Jeff: (Watches Grimlock sit down.) I'll go tally the votes. (Retrieves the container they put their votes in.) Once the votes are read, the decision is final. The mech voted out will be asked to leave the tribal council area immediately. You need only one vote to be ejected in this particular tribal council. I'll go tally the votes. (Opens paper.) Eighth survivor to be voted off, second on the jury: "Starscream."

Starscream: You wretched traitors! I'll have your sparks for this!

Jeff: Starscream, the tribe has spoken. (Extinguishes his torch. Starscream exits as music goes from dramatic to sad to scary.) Next vote: "Starscream." (Pause as he opens next paper.) Ninth Survivor to be voted off, third on the jury: (Shows paper.) "Rumble." (Rumble is shocked. Says nothing as he gets up to leave. Sad music, tinged with drums.) Rumble, the tribe has spoken. (Jeff extinguishes his torch.) Fourth vote: Rumble again. (Opens another piece of paper.) Tenth Survivor to be voted off, fourth on the jury: (Drums as Jeff shows paper) "Mirage."
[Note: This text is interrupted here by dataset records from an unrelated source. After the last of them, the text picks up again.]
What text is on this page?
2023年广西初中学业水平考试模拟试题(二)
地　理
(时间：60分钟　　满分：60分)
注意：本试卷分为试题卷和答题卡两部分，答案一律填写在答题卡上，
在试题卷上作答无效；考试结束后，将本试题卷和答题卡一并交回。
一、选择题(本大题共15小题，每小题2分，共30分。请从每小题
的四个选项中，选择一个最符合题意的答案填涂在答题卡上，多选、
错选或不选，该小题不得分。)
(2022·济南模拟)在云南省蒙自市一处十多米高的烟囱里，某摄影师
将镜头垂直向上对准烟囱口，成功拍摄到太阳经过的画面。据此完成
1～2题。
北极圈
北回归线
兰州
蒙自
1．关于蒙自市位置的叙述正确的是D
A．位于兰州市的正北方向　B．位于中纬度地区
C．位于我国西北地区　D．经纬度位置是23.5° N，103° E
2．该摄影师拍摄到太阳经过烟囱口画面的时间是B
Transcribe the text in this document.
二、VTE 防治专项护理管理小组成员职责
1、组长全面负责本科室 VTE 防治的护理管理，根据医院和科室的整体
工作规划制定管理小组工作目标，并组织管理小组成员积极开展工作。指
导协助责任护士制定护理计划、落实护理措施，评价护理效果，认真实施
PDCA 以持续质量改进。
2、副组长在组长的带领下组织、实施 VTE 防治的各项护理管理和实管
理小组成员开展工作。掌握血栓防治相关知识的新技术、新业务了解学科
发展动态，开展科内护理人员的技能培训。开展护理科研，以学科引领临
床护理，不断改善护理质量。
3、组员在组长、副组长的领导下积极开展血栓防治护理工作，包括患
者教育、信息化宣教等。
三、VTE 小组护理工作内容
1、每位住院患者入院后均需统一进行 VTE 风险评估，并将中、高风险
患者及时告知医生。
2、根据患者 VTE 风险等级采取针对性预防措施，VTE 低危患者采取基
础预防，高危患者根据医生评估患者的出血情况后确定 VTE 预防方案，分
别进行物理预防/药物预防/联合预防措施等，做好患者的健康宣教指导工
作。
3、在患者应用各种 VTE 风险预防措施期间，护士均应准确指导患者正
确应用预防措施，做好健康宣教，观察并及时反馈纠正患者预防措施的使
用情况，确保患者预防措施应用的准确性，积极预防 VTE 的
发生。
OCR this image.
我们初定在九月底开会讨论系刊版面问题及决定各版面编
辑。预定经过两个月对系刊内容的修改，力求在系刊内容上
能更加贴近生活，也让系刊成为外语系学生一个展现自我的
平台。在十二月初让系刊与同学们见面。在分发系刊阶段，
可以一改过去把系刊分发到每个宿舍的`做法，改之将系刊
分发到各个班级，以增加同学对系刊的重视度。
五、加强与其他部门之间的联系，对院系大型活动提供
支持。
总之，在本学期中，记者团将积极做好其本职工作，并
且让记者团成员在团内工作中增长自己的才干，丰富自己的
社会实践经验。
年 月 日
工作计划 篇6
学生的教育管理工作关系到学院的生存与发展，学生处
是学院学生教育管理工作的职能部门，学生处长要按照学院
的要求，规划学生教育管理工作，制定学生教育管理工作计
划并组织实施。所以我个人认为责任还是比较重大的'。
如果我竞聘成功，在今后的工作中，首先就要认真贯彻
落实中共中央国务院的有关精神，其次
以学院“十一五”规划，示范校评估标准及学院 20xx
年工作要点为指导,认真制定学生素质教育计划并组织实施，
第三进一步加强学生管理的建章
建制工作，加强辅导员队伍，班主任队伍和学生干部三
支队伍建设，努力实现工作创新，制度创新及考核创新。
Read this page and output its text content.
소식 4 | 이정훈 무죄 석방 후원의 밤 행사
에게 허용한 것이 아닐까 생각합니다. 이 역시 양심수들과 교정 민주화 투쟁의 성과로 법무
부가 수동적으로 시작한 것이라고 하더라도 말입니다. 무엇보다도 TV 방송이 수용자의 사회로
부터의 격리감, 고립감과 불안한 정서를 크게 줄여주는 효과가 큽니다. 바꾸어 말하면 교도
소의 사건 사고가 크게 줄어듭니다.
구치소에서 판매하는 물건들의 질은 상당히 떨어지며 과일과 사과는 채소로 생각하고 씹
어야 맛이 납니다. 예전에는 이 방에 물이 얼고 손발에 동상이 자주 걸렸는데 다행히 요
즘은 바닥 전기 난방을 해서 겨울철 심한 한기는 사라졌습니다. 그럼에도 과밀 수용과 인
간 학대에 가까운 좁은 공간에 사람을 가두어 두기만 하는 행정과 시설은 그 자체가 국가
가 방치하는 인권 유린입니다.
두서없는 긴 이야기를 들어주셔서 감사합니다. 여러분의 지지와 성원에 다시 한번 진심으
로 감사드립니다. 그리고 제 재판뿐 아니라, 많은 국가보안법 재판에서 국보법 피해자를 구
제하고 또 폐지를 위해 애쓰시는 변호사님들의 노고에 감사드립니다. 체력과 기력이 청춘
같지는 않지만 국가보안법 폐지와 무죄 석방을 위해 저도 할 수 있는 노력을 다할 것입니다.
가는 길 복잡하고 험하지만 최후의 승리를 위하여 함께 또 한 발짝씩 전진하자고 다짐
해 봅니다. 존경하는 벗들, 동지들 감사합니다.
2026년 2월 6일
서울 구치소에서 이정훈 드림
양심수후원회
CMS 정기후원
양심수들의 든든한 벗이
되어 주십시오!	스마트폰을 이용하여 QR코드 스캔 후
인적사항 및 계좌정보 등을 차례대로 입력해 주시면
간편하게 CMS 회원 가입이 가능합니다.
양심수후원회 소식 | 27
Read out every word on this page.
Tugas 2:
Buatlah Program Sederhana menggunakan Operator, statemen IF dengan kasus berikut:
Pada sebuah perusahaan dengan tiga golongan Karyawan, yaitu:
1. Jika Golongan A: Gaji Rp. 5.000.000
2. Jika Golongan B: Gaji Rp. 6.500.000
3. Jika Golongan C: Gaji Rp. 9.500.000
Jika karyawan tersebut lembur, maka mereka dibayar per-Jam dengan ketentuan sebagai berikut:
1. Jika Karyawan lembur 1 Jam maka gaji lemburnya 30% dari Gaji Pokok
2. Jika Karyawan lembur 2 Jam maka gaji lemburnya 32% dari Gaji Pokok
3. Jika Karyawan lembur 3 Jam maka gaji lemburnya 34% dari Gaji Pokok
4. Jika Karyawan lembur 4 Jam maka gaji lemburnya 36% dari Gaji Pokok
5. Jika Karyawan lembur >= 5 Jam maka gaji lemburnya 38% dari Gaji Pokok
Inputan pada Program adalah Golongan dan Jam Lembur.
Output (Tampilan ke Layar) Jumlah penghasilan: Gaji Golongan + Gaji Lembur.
Mirage: At least I took him down with me!

Jeff: Mirage, the tribe has spoken. (Extinguishes his torch. Shows the other three pieces of paper.) The last three votes are all for Mirage. I see that none of you succeeded in changing the minds of your rival alliances. Unfortunately, you've run out of extra players to remove. Now you either win every immunity, or have to break down and talk to the people you do not like. Head back to camp.

(Music picks up)

NEXT TIME ON SURVIVOR:

Jeff Probst will NOT bow to any sponsor!

Credits roll, they take turns speaking:

Starscream: I will find out who did this to me and revenge will be mine! (Shows Grimlock and Shrapnel voting out Starscream.)

Rumble: That punk! He'd better stay away from me. I'm glad he had to tumble, albeit with Rumble. (Shows Mirage and Starscream voting for him.)

Mirage: I was outnumbered, but at least I took that puppetmaster with me. (Shows Megatron, Rumble, Motormaster and Scrapper voting out Mirage.)